One thing that surprised me when I first learned about Borges was the weight he gave to his English lineage, intellectually and culturally. Argentina has a fraught relationship with the UK, especially since the Falklands, but there are many historical events that link the two countries. The Welsh settlements in Patagonia being just one... https://en.wikipedia.org/wiki/Patagonian_Welsh
> Borges even christened the car Rocinante and fancied their getaway as Don Quixote and Sancho Panza on a Scottish literary pilgrimage. They stayed at the Crusoe hotel in Lower Largo, where Borges tasted a pint of Export – by stirring the foam with his fingers and licking them – for the first time in his life. In Dunfermline, he licked the spine of a Walter Scott novel inside a library. In the Cairngorm mountains, he slipped down a slope while screaming out lines from King Lear in a thunderstorm. At Loch Ness, he fell out of a boat while trying to recite Beowulf in the middle of the lake. In Inverness, he set out to meet one Mr Singleton, with whom he had been corresponding for years on Anglo-Saxon riddles. But when Parini called the number on the slip of paper Borges handed to him, they discovered that Mr Singleton lived in Inverness, New Zealand.
Borges´ paternal side of the family had strong British roots. His grandmother was called Frances Haslam - she was born in Staffordshire in 1842.
In 1871 she married Colonel Francisco Borges in the Argentine province of Entre Ríos. But the colonel died (or rather, deliberately got himself killed to prove his honor) in the Battle of La Verde (1874), final skirmish of a fruitless insurrection.
The couple had two children: Francisco Eduardo (who was to follow the military career of his late father) and Jorge Guillermo (who instead followed the bookish tradition of his British ancestors, and would eventually become the writer´s father)
After the colonel´s death, his widow, Frances Haslam was left to fend for herself - without ever having learned to speak proper Spanish.
British, Borges´ father was thus raised in a fully British atmosphere. His mother only spoke to him in English and he grew up reading reading English literature.
Colonel Borges´ premature death thus had the effect of duplicating his British widow´s British influence on coming generations. Even though Borges´ father was half "criollo" and half British, he was raised in a fully English household reading English literature.
He then passed this British tradition on to his son, the writer. Borges clearly states in his Autobiographical Essay that he first heard poetry in English and that his first acquaintance with literature was in English. He even remarked, that he first read that most famous of Spanish-language novels, Miguel de Cervantes´ Don Quijote, in English. And when he finally had the chance to read it in Spanish, he deemed the Spanish edition to be a poor translation from the English "original"

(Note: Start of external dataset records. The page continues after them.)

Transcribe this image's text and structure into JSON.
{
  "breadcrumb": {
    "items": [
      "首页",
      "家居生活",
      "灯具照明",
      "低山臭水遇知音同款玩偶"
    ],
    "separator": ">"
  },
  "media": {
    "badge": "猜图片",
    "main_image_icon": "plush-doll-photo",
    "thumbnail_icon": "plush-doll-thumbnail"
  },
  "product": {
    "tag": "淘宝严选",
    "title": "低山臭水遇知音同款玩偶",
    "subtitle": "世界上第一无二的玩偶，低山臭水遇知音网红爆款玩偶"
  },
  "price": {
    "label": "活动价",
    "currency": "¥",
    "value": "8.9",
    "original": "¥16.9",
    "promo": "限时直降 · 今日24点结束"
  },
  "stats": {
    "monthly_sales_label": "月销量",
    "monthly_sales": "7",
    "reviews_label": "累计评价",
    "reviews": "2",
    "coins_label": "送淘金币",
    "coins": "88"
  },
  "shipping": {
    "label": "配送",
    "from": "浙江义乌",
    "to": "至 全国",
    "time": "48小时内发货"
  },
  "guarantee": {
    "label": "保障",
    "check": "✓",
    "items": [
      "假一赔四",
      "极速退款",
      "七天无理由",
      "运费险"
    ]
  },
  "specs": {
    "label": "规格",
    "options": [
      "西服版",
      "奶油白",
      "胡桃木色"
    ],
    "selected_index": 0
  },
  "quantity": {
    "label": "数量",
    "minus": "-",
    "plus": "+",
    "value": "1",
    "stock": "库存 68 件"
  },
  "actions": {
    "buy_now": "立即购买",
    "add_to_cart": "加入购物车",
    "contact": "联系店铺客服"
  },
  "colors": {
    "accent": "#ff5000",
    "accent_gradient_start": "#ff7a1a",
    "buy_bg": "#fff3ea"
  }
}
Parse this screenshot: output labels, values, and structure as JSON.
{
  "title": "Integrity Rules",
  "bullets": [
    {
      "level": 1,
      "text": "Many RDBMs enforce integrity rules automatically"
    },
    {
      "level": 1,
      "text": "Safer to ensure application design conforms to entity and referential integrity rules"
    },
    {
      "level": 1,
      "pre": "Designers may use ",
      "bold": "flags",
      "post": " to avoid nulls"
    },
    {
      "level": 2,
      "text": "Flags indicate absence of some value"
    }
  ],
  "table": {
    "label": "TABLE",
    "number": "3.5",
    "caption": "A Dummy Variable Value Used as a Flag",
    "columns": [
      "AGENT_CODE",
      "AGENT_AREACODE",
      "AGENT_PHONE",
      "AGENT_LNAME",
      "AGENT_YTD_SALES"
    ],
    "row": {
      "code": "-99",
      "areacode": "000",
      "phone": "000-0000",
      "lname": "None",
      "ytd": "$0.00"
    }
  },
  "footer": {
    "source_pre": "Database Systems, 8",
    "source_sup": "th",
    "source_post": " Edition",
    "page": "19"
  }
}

He may have said that about Don Quijote, but it may well have been just another humorous comment by him. He was known for his dry humor and deadpan delivery. He was extremely learned, no doubt about it, but the reader has to keep in mind that about half of the elaborate citations and detailed references he uses in his writings were simply his fabrications, his way to play with the reader's ability to make out reality from fiction. He loved labyrinths, and putting people in them. Source: born and raised in Argentina, having a Literature professor as mother and another one as wife.